Wireless implant stimulates nerves to reduce blood pressure

Biomedical engineers in the US have used a tiny wireless electrode to stimulate nerves in the human body, reducing blood pressure by 10 per cent in one hour.

Led by Professor Mario Romero-Ortega at the University of Houston, the work involved integrating a sub-millimetre nerve stimulation circuit with a novel nerve attachment microchannel electrode. Once implanted, the device could be controlled externally, delivering deep peroneal nerve stimulation (DPNS).

Previous work by Romero-Ortega and colleagues had demonstrated how DPNS using a wired electrode could induce a dramatic reduction in blood pressure and associated renal sympathetic nerve activity (RSNA). The latest work, published in Frontiers in Neuroscience, has taken the nerve stimulation wireless and explored different stimulation approaches to maximise the reduction in hypertension. With the wireless implant, the Houston team demonstrated that systolic blood pressure can be lowered 10 per cent in one hour and 16 per cent in two hours.
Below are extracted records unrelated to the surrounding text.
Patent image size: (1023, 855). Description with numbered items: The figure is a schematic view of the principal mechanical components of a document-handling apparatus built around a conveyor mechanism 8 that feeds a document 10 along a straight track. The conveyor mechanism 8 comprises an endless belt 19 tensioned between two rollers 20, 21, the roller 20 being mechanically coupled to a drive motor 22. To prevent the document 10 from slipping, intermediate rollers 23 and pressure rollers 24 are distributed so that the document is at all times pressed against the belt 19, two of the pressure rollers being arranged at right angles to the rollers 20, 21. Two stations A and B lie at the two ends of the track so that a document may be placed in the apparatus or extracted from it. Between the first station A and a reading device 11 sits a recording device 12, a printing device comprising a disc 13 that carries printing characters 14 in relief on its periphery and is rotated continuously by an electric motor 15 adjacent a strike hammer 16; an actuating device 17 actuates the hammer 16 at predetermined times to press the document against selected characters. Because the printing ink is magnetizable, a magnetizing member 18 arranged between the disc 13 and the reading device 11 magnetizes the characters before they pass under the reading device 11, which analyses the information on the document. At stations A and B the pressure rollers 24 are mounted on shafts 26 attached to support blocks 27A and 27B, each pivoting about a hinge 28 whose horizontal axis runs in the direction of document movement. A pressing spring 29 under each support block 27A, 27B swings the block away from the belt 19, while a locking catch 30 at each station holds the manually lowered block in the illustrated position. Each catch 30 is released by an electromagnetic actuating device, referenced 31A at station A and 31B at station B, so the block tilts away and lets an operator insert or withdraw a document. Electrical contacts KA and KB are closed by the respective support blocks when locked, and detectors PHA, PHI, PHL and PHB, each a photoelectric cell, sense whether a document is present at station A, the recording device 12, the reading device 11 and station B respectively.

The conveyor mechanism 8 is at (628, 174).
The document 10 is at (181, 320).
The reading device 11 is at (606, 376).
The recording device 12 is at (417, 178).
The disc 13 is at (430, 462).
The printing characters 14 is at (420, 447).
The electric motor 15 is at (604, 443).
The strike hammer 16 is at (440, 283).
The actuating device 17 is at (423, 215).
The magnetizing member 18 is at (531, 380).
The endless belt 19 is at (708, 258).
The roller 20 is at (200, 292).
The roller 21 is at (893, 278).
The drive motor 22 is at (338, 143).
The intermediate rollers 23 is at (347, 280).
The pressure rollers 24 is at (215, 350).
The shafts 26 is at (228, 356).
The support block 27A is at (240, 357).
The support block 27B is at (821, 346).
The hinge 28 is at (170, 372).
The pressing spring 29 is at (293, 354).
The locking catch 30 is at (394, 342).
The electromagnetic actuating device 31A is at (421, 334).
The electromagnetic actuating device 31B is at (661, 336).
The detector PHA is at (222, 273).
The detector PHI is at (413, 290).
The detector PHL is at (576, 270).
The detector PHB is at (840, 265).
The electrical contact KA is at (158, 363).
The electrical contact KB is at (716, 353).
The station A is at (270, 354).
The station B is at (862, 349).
Mario Romero-Ortega, Cullen Endowed Professor of biomedical engineering - University of Houston

“Our results indicate that DPNS consistently induces an immediate and reproducible arterial depressor effect in response to electrical stimulation of the deep peroneal nerve,” said Professor Romero-Ortega.  

Hypertension, or high blood pressure, is the number one cause of death in the US. Often referred to as the ‘silent killer’, it is linked to around half of all stroke and heart-related deaths. While pharmacological treatments are effective, blood pressure remains uncontrolled to some degree in 50–60 per cent of subjects.

Approximately 12–18 per cent of patients develop resistant hypertension, defined as blood pressure greater than 140/90 mmHg despite the use of antihypertensive drugs. It is hoped that the bioelectronic approach developed by Romero-Ortega and his team can be used to target this cohort of patients for whom drugs are not effective.

“In this study, DPNS induced an initial increase in RSNA during the first 2–3 seconds, followed by a reduction in renal activity and mean arterial pressure, despite the increase in heart rate,” said Romero-Ortega. “The observed activation of the RSNA during the DPNS was not expected since its activity is associated with hypertension.”